Em consultório, os principais sinais detectados em atletas são a perda de sustentação e a flacidez dérmica. A genética desempenha um papel importante, mas o padrão recorrente é de uma face atrófica e pele com qualidade reduzida. O estresse gerado pelo esforço físico extremo acaba por “consumir” a elasticidade da pele.
“O estresse oxidativo e a exposição ao sol, mesmo protegida, vão degradando o colágeno e a elastina de forma mais acelerada. Isso reduz a hidratação celular e faz com que o paciente apresente um envelhecimento precoce em comparação a pessoas sedentárias de mesma idade”, alerta a biomédica.
Estratégias de prevenção e tratamento
Para os atletas que estarão nas ruas de Brasília no próximo dia 15, a prevenção começa antes da largada. As estratégias modernas unem cuidados em casa e procedimentos clínicos. No dia a dia, o uso de fotoprotetores orais para combater radicais livres e a proteção tópica (filtros solares) reforçada são indispensáveis.
No consultório, os queridinhos dos atletas são os bioestimuladores de colágeno injetáveis. “São as técnicas mais indicadas para recuperar a espessura dérmica que esses pacientes perdem. Também utilizamos preenchedores com ácido hialurônico para repor os compartimentos de gordura que sofreram atrofia”, detalha Bruna. Tecnologias de estímulo muscular também podem ser associadas para melhorar a firmeza de dentro para fora.

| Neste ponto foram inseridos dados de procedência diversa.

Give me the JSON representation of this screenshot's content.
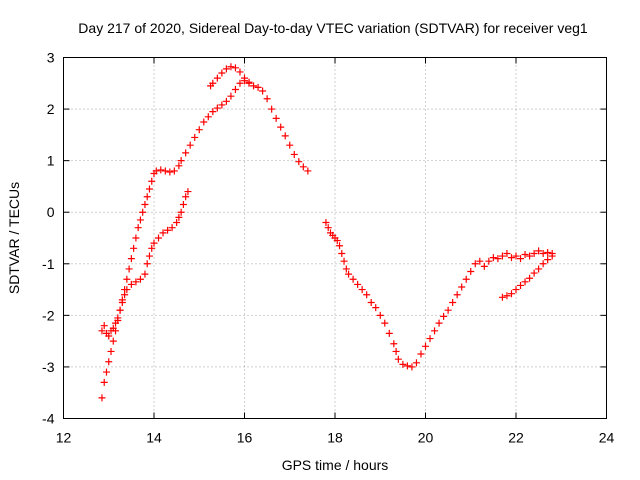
{
  "chart_data": {
    "type": "scatter",
    "title": "Day 217 of 2020, Sidereal Day-to-day VTEC variation (SDTVAR) for receiver veg1",
    "xlabel": "GPS time / hours",
    "ylabel": "SDTVAR / TECUs",
    "xlim": [
      12,
      24
    ],
    "ylim": [
      -4,
      3
    ],
    "xticks": [
      12,
      14,
      16,
      18,
      20,
      22,
      24
    ],
    "yticks": [
      -4,
      -3,
      -2,
      -1,
      0,
      1,
      2,
      3
    ],
    "grid": true,
    "marker": "+",
    "series_color": "#ff0000",
    "series": [
      {
        "name": "upper-track",
        "points": [
          [
            12.85,
            -3.6
          ],
          [
            12.9,
            -3.3
          ],
          [
            12.95,
            -3.1
          ],
          [
            13.0,
            -2.9
          ],
          [
            13.05,
            -2.7
          ],
          [
            13.1,
            -2.5
          ],
          [
            13.15,
            -2.3
          ],
          [
            13.2,
            -2.1
          ],
          [
            13.25,
            -1.9
          ],
          [
            13.3,
            -1.7
          ],
          [
            13.35,
            -1.5
          ],
          [
            13.4,
            -1.3
          ],
          [
            13.45,
            -1.1
          ],
          [
            13.5,
            -0.9
          ],
          [
            13.55,
            -0.7
          ],
          [
            13.6,
            -0.5
          ],
          [
            13.65,
            -0.3
          ],
          [
            13.7,
            -0.15
          ],
          [
            13.75,
            0.0
          ],
          [
            13.8,
            0.15
          ],
          [
            13.85,
            0.3
          ],
          [
            13.9,
            0.45
          ],
          [
            13.95,
            0.6
          ],
          [
            14.0,
            0.75
          ],
          [
            14.05,
            0.8
          ],
          [
            14.15,
            0.82
          ],
          [
            14.25,
            0.8
          ],
          [
            14.35,
            0.78
          ],
          [
            14.45,
            0.8
          ],
          [
            14.55,
            0.9
          ],
          [
            14.6,
            1.0
          ],
          [
            14.7,
            1.15
          ],
          [
            14.8,
            1.3
          ],
          [
            14.9,
            1.45
          ],
          [
            15.0,
            1.6
          ],
          [
            15.1,
            1.75
          ],
          [
            15.2,
            1.85
          ],
          [
            15.3,
            1.95
          ],
          [
            15.4,
            2.02
          ],
          [
            15.5,
            2.08
          ],
          [
            15.6,
            2.15
          ],
          [
            15.7,
            2.25
          ],
          [
            15.8,
            2.38
          ],
          [
            15.9,
            2.5
          ],
          [
            16.0,
            2.55
          ],
          [
            16.1,
            2.52
          ],
          [
            16.2,
            2.45
          ],
          [
            16.3,
            2.42
          ],
          [
            16.4,
            2.35
          ],
          [
            16.5,
            2.2
          ],
          [
            16.6,
            2.0
          ],
          [
            16.7,
            1.82
          ],
          [
            16.8,
            1.65
          ],
          [
            16.9,
            1.48
          ],
          [
            17.0,
            1.3
          ],
          [
            17.1,
            1.12
          ],
          [
            17.2,
            0.98
          ],
          [
            17.3,
            0.88
          ],
          [
            17.4,
            0.8
          ]
        ]
      },
      {
        "name": "lower-track",
        "points": [
          [
            12.85,
            -2.3
          ],
          [
            12.9,
            -2.2
          ],
          [
            12.95,
            -2.35
          ],
          [
            13.0,
            -2.4
          ],
          [
            13.05,
            -2.3
          ],
          [
            13.1,
            -2.25
          ],
          [
            13.15,
            -2.15
          ],
          [
            13.2,
            -2.05
          ],
          [
            13.25,
            -1.9
          ],
          [
            13.3,
            -1.75
          ],
          [
            13.35,
            -1.6
          ],
          [
            13.4,
            -1.5
          ],
          [
            13.5,
            -1.4
          ],
          [
            13.6,
            -1.35
          ],
          [
            13.7,
            -1.3
          ],
          [
            13.8,
            -1.2
          ],
          [
            13.85,
            -1.0
          ],
          [
            13.9,
            -0.85
          ],
          [
            13.95,
            -0.7
          ],
          [
            14.0,
            -0.6
          ],
          [
            14.1,
            -0.5
          ],
          [
            14.2,
            -0.4
          ],
          [
            14.3,
            -0.35
          ],
          [
            14.4,
            -0.3
          ],
          [
            14.5,
            -0.2
          ],
          [
            14.55,
            -0.1
          ],
          [
            14.6,
            0.0
          ],
          [
            14.65,
            0.15
          ],
          [
            14.7,
            0.3
          ],
          [
            14.75,
            0.4
          ]
        ]
      },
      {
        "name": "peak-arc",
        "points": [
          [
            15.25,
            2.45
          ],
          [
            15.3,
            2.5
          ],
          [
            15.4,
            2.6
          ],
          [
            15.5,
            2.7
          ],
          [
            15.6,
            2.78
          ],
          [
            15.7,
            2.82
          ],
          [
            15.8,
            2.8
          ],
          [
            15.9,
            2.72
          ],
          [
            16.0,
            2.6
          ],
          [
            16.1,
            2.5
          ]
        ]
      },
      {
        "name": "descending-track",
        "points": [
          [
            17.8,
            -0.2
          ],
          [
            17.85,
            -0.3
          ],
          [
            17.9,
            -0.4
          ],
          [
            17.95,
            -0.45
          ],
          [
            18.0,
            -0.5
          ],
          [
            18.05,
            -0.55
          ],
          [
            18.1,
            -0.65
          ],
          [
            18.15,
            -0.8
          ],
          [
            18.2,
            -0.95
          ],
          [
            18.25,
            -1.1
          ],
          [
            18.3,
            -1.2
          ],
          [
            18.4,
            -1.3
          ],
          [
            18.5,
            -1.4
          ],
          [
            18.6,
            -1.5
          ],
          [
            18.7,
            -1.6
          ],
          [
            18.8,
            -1.75
          ],
          [
            18.9,
            -1.85
          ],
          [
            19.0,
            -2.0
          ],
          [
            19.1,
            -2.15
          ],
          [
            19.2,
            -2.35
          ],
          [
            19.3,
            -2.55
          ],
          [
            19.35,
            -2.7
          ],
          [
            19.4,
            -2.85
          ],
          [
            19.5,
            -2.95
          ],
          [
            19.6,
            -2.98
          ],
          [
            19.7,
            -3.0
          ],
          [
            19.8,
            -2.92
          ],
          [
            19.9,
            -2.75
          ],
          [
            20.0,
            -2.6
          ],
          [
            20.1,
            -2.45
          ],
          [
            20.2,
            -2.3
          ],
          [
            20.3,
            -2.15
          ],
          [
            20.4,
            -2.02
          ],
          [
            20.5,
            -1.9
          ],
          [
            20.6,
            -1.75
          ],
          [
            20.7,
            -1.6
          ],
          [
            20.8,
            -1.45
          ],
          [
            20.9,
            -1.3
          ],
          [
            21.0,
            -1.15
          ],
          [
            21.1,
            -1.0
          ],
          [
            21.2,
            -0.95
          ],
          [
            21.3,
            -1.05
          ],
          [
            21.4,
            -0.95
          ],
          [
            21.5,
            -0.88
          ],
          [
            21.6,
            -0.9
          ],
          [
            21.7,
            -0.85
          ],
          [
            21.8,
            -0.8
          ],
          [
            21.9,
            -0.88
          ],
          [
            22.0,
            -0.85
          ],
          [
            22.1,
            -0.9
          ],
          [
            22.2,
            -0.82
          ],
          [
            22.3,
            -0.85
          ],
          [
            22.4,
            -0.8
          ],
          [
            22.5,
            -0.75
          ],
          [
            22.6,
            -0.8
          ],
          [
            22.7,
            -0.78
          ],
          [
            22.8,
            -0.8
          ]
        ]
      },
      {
        "name": "lower-right-track",
        "points": [
          [
            21.7,
            -1.65
          ],
          [
            21.8,
            -1.62
          ],
          [
            21.9,
            -1.58
          ],
          [
            22.0,
            -1.5
          ],
          [
            22.1,
            -1.42
          ],
          [
            22.2,
            -1.35
          ],
          [
            22.3,
            -1.28
          ],
          [
            22.4,
            -1.18
          ],
          [
            22.5,
            -1.1
          ],
          [
            22.6,
            -1.0
          ],
          [
            22.7,
            -0.92
          ],
          [
            22.8,
            -0.85
          ]
        ]
      }
    ]
  }
}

Performance e estética em equilíbrio
A dúvida que fica para muitos corredores é se é possível ter um corpo de atleta e um rosto jovem. A resposta é positiva, mas exige acompanhamento constante — pelo menos duas vezes ao ano. O segredo, segundo Bruna Aguiar, não está apenas na técnica esportiva, mas em uma abordagem multidisciplinar.
“É perfeitamente possível manter o volume e a sustentação facial. O sucesso depende da combinação entre planejamento estético estratégico, suplementação nutricional adequada e controle do nível de estresse oxidativo”, conclui. Assim, o atleta pode focar em baixar seu tempo no Metrópoles Endurance sem se preocupar com os sinais do tempo no espelho.